En 2021, des chercheurs ont tenté d’étudier les cuticulosomes, des particules de fer situées dans l’oreille interne des pigeons, à l’aide d’un microscope magnétique. L’équipe voulait savoir si ces cuticulosomes pouvaient servir de magnétorécepteurs ; malheureusement, les propriétés magnétiques des cuticulosomes ne sont pas assez puissantes pour servir de récepteurs.

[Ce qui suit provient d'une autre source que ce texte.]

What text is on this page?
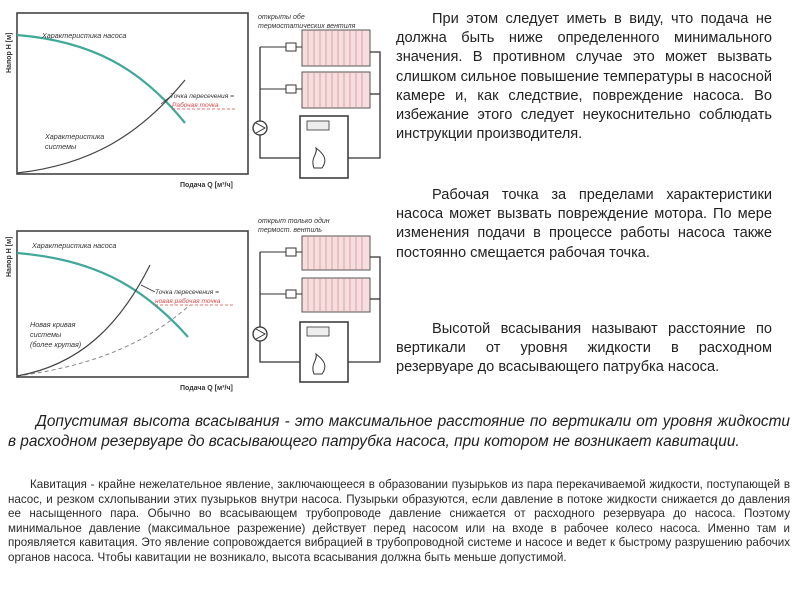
Напор H [м]	Характеристика насоса
Точка пересечения =
Рабочая точка
Характеристика
системы
Подача Q [м³/ч]
открыты обе
термостатических вентиля
Напор H [м]	Характеристика насоса
Точка пересечения =
новая рабочая точка
Новая кривая
системы
(более крутая)
Подача Q [м³/ч]
открыт только один
термост. вентиль
При этом следует иметь в виду, что подача не должна быть ниже определенного минимального значения. В противном случае это может вызвать слишком сильное повышение температуры в насосной камере и, как следствие, повреждение насоса. Во избежание этого следует неукоснительно соблюдать инструкции производителя.
Рабочая точка за пределами характеристики насоса может вызвать повреждение мотора. По мере изменения подачи в процессе работы насоса также постоянно смещается рабочая точка.
Высотой всасывания называют расстояние по вертикали от уровня жидкости в расходном резервуаре до всасывающего патрубка насоса.
Допустимая высота всасывания - это максимальное расстояние по вертикали от уровня жидкости в расходном резервуаре до всасывающего патрубка насоса, при котором не возникает кавитации.
Кавитация - крайне нежелательное явление, заключающееся в образовании пузырьков из пара перекачиваемой жидкости, поступающей в насос, и резком схлопывании этих пузырьков внутри насоса. Пузырьки образуются, если давление в потоке жидкости снижается до давления ее насыщенного пара. Обычно во всасывающем трубопроводе давление снижается от расходного резервуара до насоса. Поэтому минимальное давление (максимальное разрежение) действует перед насосом или на входе в рабочее колесо насоса. Именно там и проявляется кавитация. Это явление сопровождается вибрацией в трубопроводной системе и насосе и ведет к быстрому разрушению рабочих органов насоса. Чтобы кавитации не возникало, высота всасывания должна быть меньше допустимой.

Une autre théorie avance que les pigeons (comme les oiseaux migrateurs) posséderaient des protéines appelées « chryptochromes » situées dans leur rétine et que celles-ci produiraient un signal électrique qui se modifierait en fonction de la force du champ magnétique. Les pigeons auraient donc bel et bien un sixième sens appelé « magnétoréception » qui leur permettrait de s’orienter, mais il est encore difficile de déterminer comment ils utilisent cette capacité. Certaines recherches ont cependant pu prouver que des cellules associées à leur oreille interne s’activaient en présence d’un champ magnétique.
Les infrasons
Les pigeons auraient tout simplement plus d’un tour dans leur sac. Nos oiseaux utiliseraient également leur ouïe pour reconnaître les endroits qu’ils ont déjà traversés. Le géophysicien Jon Hagstrum a émis une théorie selon laquelle les pigeons pouvaient entendre des infrasons quand les conditions atmosphériques étaient idéales et que ces infrasons, inaudibles pour nous, leur permettraient de cartographier le terrain qui entoure leur pigeonnier. Il a ainsi lâché 984 pigeons entre 1968 et 1987 sur 81 jours et a remarqué que les pigeons se perdaient quand la direction des infrasons était déviée (par exemple à cause du vent).
L’odorat
Des chercheurs italiens et néo-zélandais ont quant à eux proposé une autre théorie. Ils ont sectionné le nerf olfactif de certains pigeons et le nerf trijumeau (lié selon eux à la perception du champ magnétique) de l’autre moitié des oiseaux. Résultat : les oiseaux qui avaient perdu l’odorat n’ont pas réussi à retrouver leur chemin, tandis que ceux dont le nerf trijumeau avait été coupé ont réussi à revenir en 24 heures. Certains chercheurs explorent également la possibilité que les pigeons reconnaissent les odeurs des gaz atmosphériques.
La vue
Il se peut aussi que les pigeons emploient des repères visuels pour s’orienter et qu’ils soient capables de reconnaître leur chemin en fonction de la position et de l’angle du soleil.
À l’heure actuelle, aucune de ces théories ne peut expliquer à elle seule la capacité des pigeons à toujours retrouver leur résidence. Peut-être est-ce une combinaison de tous ces facteurs, ou peut-être la science trouvera-t-elle une réponse définitive dans quelques années.